İslâm’ın Hak Din Olmasının Delilleri
Hak, “mutâbakat ve muvâfakat” anlamına gelir.[1] “Hak”, vâkıaya (realiteye) uygun olan hükümlerdir. Hak ihtivâ etmesi itibâriyle sözlere, inançlara, dinlere, mezheplere de hak adı verilir. Hak söz, hak din, hak mezhep ifadelerinin kullanımı buna örnektir. Hakkın karşıtı, bâtıldır. Hak geldiği zaman bâtıl yok olmaya mahkûmdur. Hüküm vâkıaya uygun ise, sıdk; vâkıa hükme uygun ise, hak adını alır. Aklın, inkâr edemeyeceği derecede sâbitliği ve mutlak varlığı kesin olan sadece Yüce Allah’tır. Bu mânâda, “Allah, haktır.”[2] Ünlü dilbilimci Râgıb el-İsfehânî, Arapçada Yüce Allah’ın bir vasfı olan el-Hakk isminin şu anlamlara geldiğini ifade etmiştir: “Şânı Yüce olan Allah (c.c.), hikmetinin gereğine göre eşyayı yaratmıştır. Allah hakkında, “O’dur hak.” denildiği gibi. “İşte bu durumda velâyet, hak olan Allah’a mahsustur.”[3] Çünkü Allah, varlıkta her şeyi hak ve adâlet dengeleri üzerine inşâ etmiştir. Bütün bir varlık alanında da mutlak tasarruf, çekip çevirme ve yönetme yetkisi O’na aittir. Yaratan, yönetmeye de güç yetirir.[4]
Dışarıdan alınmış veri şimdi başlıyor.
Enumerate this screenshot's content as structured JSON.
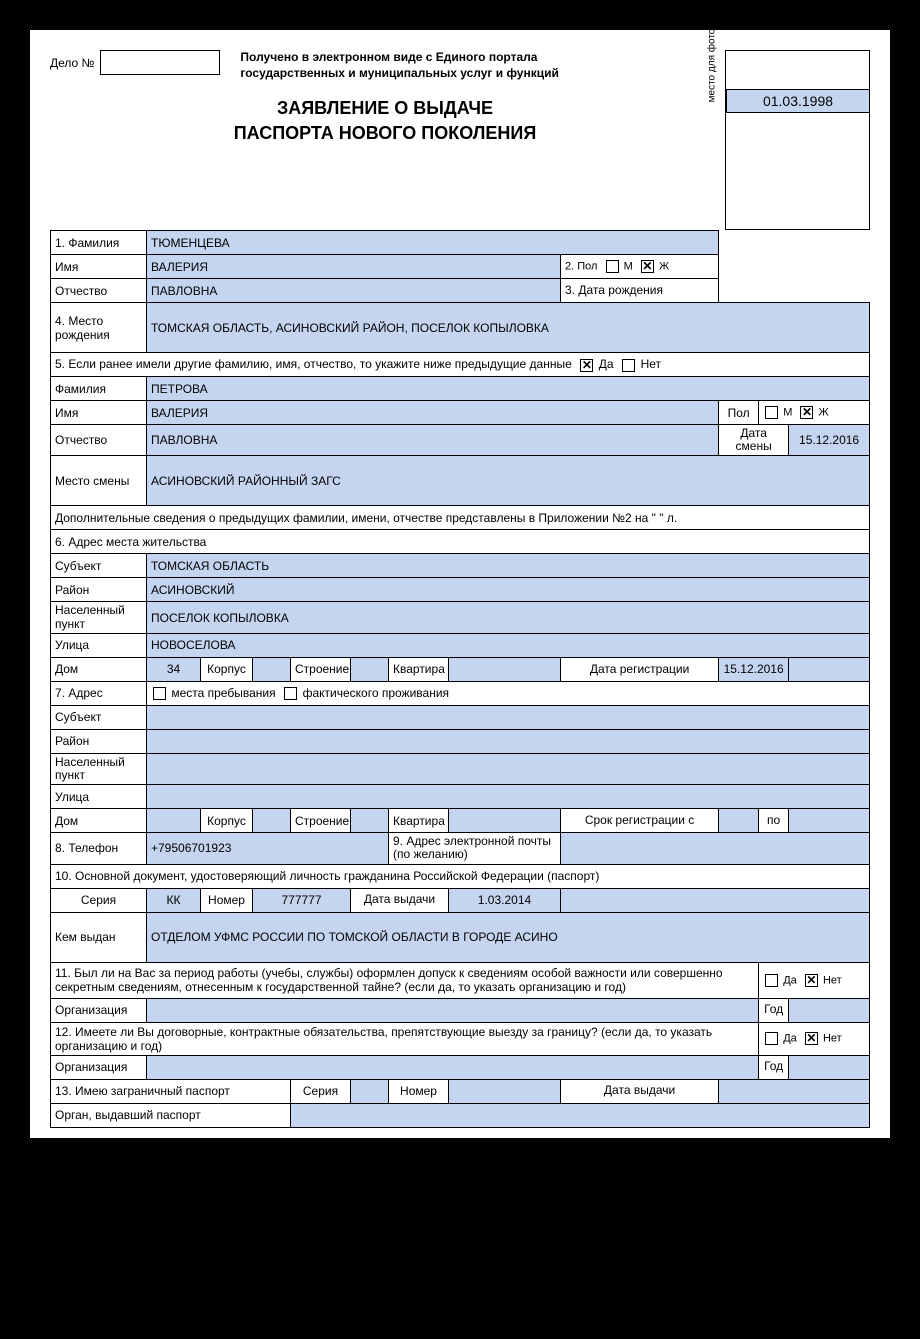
{
  "header": {
    "delo_label": "Дело №",
    "received": "Получено в электронном виде с Единого портала государственных и муниципальных услуг и функций",
    "photo_label": "место для фотографии",
    "title_line1": "ЗАЯВЛЕНИЕ О ВЫДАЧЕ",
    "title_line2": "ПАСПОРТА НОВОГО ПОКОЛЕНИЯ"
  },
  "labels": {
    "f1": "1. Фамилия",
    "f1_imya": "Имя",
    "f1_otch": "Отчество",
    "f2": "2. Пол",
    "m": "М",
    "zh": "Ж",
    "f3": "3. Дата рождения",
    "f4": "4. Место рождения",
    "f5": "5. Если ранее имели другие фамилию, имя, отчество, то укажите ниже предыдущие данные",
    "da": "Да",
    "net": "Нет",
    "fam": "Фамилия",
    "imya": "Имя",
    "otch": "Отчество",
    "pol": "Пол",
    "data_smeny": "Дата смены",
    "mesto_smeny": "Место смены",
    "dop": "Дополнительные сведения о предыдущих фамилии, имени, отчестве представлены в Приложении №2 на \"       \" л.",
    "f6": "6. Адрес места жительства",
    "subject": "Субъект",
    "rayon": "Район",
    "nas_punkt": "Населенный пункт",
    "ulitsa": "Улица",
    "dom": "Дом",
    "korpus": "Корпус",
    "stroenie": "Строение",
    "kvartira": "Квартира",
    "data_reg": "Дата регистрации",
    "f7": "7. Адрес",
    "mesta_preb": "места пребывания",
    "fakt_prozh": "фактического проживания",
    "srok_reg_s": "Срок регистрации с",
    "po": "по",
    "f8": "8. Телефон",
    "f9": "9. Адрес электронной почты (по желанию)",
    "f10": "10. Основной документ, удостоверяющий личность гражданина Российской Федерации (паспорт)",
    "seria": "Серия",
    "nomer": "Номер",
    "data_vyd": "Дата выдачи",
    "kem_vyd": "Кем выдан",
    "f11": "11. Был ли на Вас за период работы (учебы, службы) оформлен допуск к сведениям особой важности или совершенно секретным сведениям, отнесенным к государственной тайне? (если да, то указать организацию и год)",
    "org": "Организация",
    "god": "Год",
    "f12": "12. Имеете ли Вы договорные, контрактные обязательства, препятствующие выезду за границу? (если да, то указать организацию и год)",
    "f13": "13. Имею заграничный паспорт",
    "organ_vyd": "Орган, выдавший паспорт"
  },
  "values": {
    "surname": "ТЮМЕНЦЕВА",
    "name": "ВАЛЕРИЯ",
    "patronymic": "ПАВЛОВНА",
    "birth_date": "01.03.1998",
    "birth_place": "ТОМСКАЯ ОБЛАСТЬ, АСИНОВСКИЙ РАЙОН, ПОСЕЛОК КОПЫЛОВКА",
    "prev_surname": "ПЕТРОВА",
    "prev_name": "ВАЛЕРИЯ",
    "prev_patronymic": "ПАВЛОВНА",
    "change_date": "15.12.2016",
    "change_place": "АСИНОВСКИЙ РАЙОННЫЙ ЗАГС",
    "addr_subject": "ТОМСКАЯ ОБЛАСТЬ",
    "addr_rayon": "АСИНОВСКИЙ",
    "addr_nas": "ПОСЕЛОК КОПЫЛОВКА",
    "addr_street": "НОВОСЕЛОВА",
    "addr_dom": "34",
    "reg_date": "15.12.2016",
    "phone": "+79506701923",
    "pass_seria": "КК",
    "pass_nomer": "777777",
    "pass_date": "1.03.2014",
    "pass_issuer": "ОТДЕЛОМ УФМС РОССИИ ПО ТОМСКОЙ ОБЛАСТИ В ГОРОДЕ АСИНО"
  }
}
Bir başka açıdan, dinde “hak” kavramı, hem ahlâkî hem de hukûkî anlamları içeren, oldukça geniş ve derin bir kavramdır. İslâm’da “hak”, bir kimseye ait olan, korunması gereken ve ihlâl edilmemesi gereken şey demektir. Hak kavramı, Allah ile kul arasındaki ilişkiyi de, insanlar arasındaki ilişkileri de kapsar. Nihâî hakkın kendisi olan yüce Allah’ın, kullarının dünya ve âhiret saâdetlerini elde etmeleri için gönderdiği dinin adı da “hak”tır. Bir dinin hak din olabilmesi için, vâzıı, Allah olmalıdır. İlâhî vahye dayanan bu dinin; bir peygamberi, Kitabı ve güçlü bir âhiret inancı da olmalıdır. Saydığımız bütün bu vasıflar, ilâhî çevrimin son halkasını oluşturan İslâm’da mevcuttur. “Müşrikler istemese de, bütün dinlerin üzerindeki yerini alsın diye rasûlünü, doğru yol rehberi ve hak din ile gönderen O’dur.”[5] Yüce Allah bütün peygamberleri İslâm ile gönderdi. Onlar, gönderildikleri kavimlerine sadece Allah’ın birliğine inanmalarını, sadece O’na kulluk etmelerini ve O’na hiç kimseyi ortak koşmamalarını emretti. Nitekim bir âyette peygamberlerin gönderiliş amacı şöyle belirtilir: “Andolsun, her ümmete, ‘Allah’a kulluk edin, tağuttan kaçının.’ diyen peygamberler gönderdik.”[6] Peygamberlerin dini birdir; “Allah katında din ancak İslâm’dır.”[7] Sadece aralarında şerîat ve hükümlerde ayrılık vardır; “Sizden her biriniz için bir şerîat ve bir yol koyduk .”[8] Bir rivâyette de şöyle buyrulmuştur: “Peygamberler, anneleri ayrı, babaları bir kardeştirler, dinleri de birdir.”[9] Hz. Muhammed (s.a.v.)’a gönderilen şerîat, önceki bütün şerîatları neshetmiştir. İslâm evrensel ölçekte bütün insanlığa hitap etmesine rağmen Yahudi ve Hıristiyanlardan ihtidâ edenler olduğu gibi, bu ilâhî çağrıyı kulak ardı edenler de olmuştur. Hatta her iki muharref dinin din adamları Tevrat ve İncil üzerinde hem lâfzî ve hem de mânevî tahrîfe ve tahrîbâta gitmişlerdir. Onlar, Tevrat ve İncil’de hak peygamber olarak gelecek olan Hz. Muhammed (s.a.v.)’ın hak peygamber olduğu gerçeğini gizlemişlerdir.[10]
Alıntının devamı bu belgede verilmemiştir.